Engineers have yet to determine if the new spec will force new limits on the interconnect’s reach or require higher-cost board materials than FR4. But they have determined that it will be backward-compatible with the specs the group has developed over the past 25 years.
PCIe Gen 5 represents a speed-up of work on fast I/O that the industry needs to meet system performance demands as it becomes more expensive to pursue Moore’s law, said Brad McCredie, an IBM fellow. The veteran microprocessor engineer is working on Power 9 that aims later this year to be the first commercial CPU to use PCIe Gen 4.

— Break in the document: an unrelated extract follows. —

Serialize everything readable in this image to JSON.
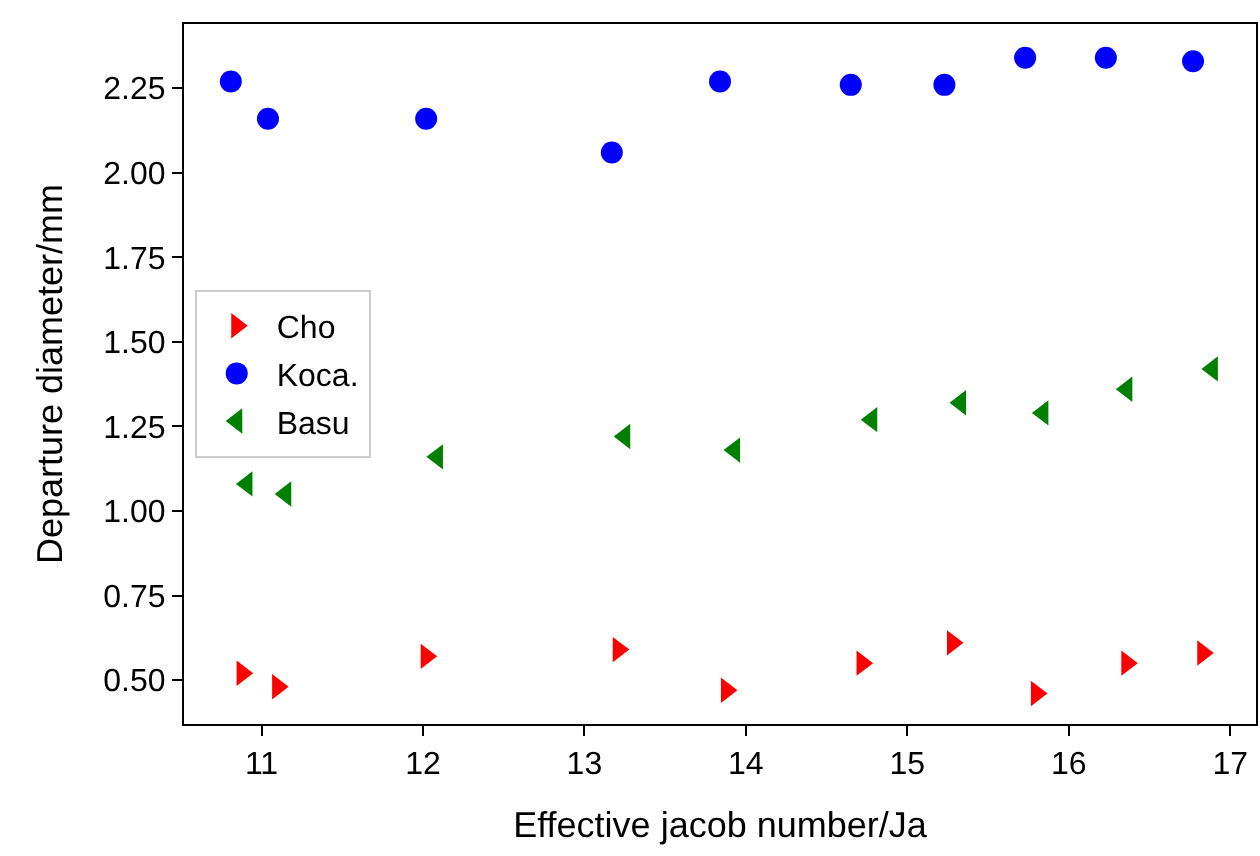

The industry “sat on PCIe Gen 3 for, I think, seven years … we had to nudge to get Gen 4 going,” said McCredie. “We need these high-performance buses to communicate with accelerators and provide cost improvements.”
“I think that it will be 2019 before the center point of industry gets to Gen 4, but if [the PCI SIG] stays on its slope, we’ll get to a version 10 of Gen 5 by 2020,” he added.
McCredie was reluctant to forecast the much-predicted end of copper interconnects. However, he did express hope that the Gen 4 connectors may still work at 32 GT/s and a copper PCIe spec beyond Gen 5 is possible.
“All the way back to Power 6 in 2005, we were saying that this [was] the last one,” he said. “But every time, I/O engineers sharpen their pencils and we get another doubling.”
Meanwhile, McCredie noted that IBM is a member of alternative open interconnect groups such as CCIX. “We’re evaluating all the open attach capabilities.”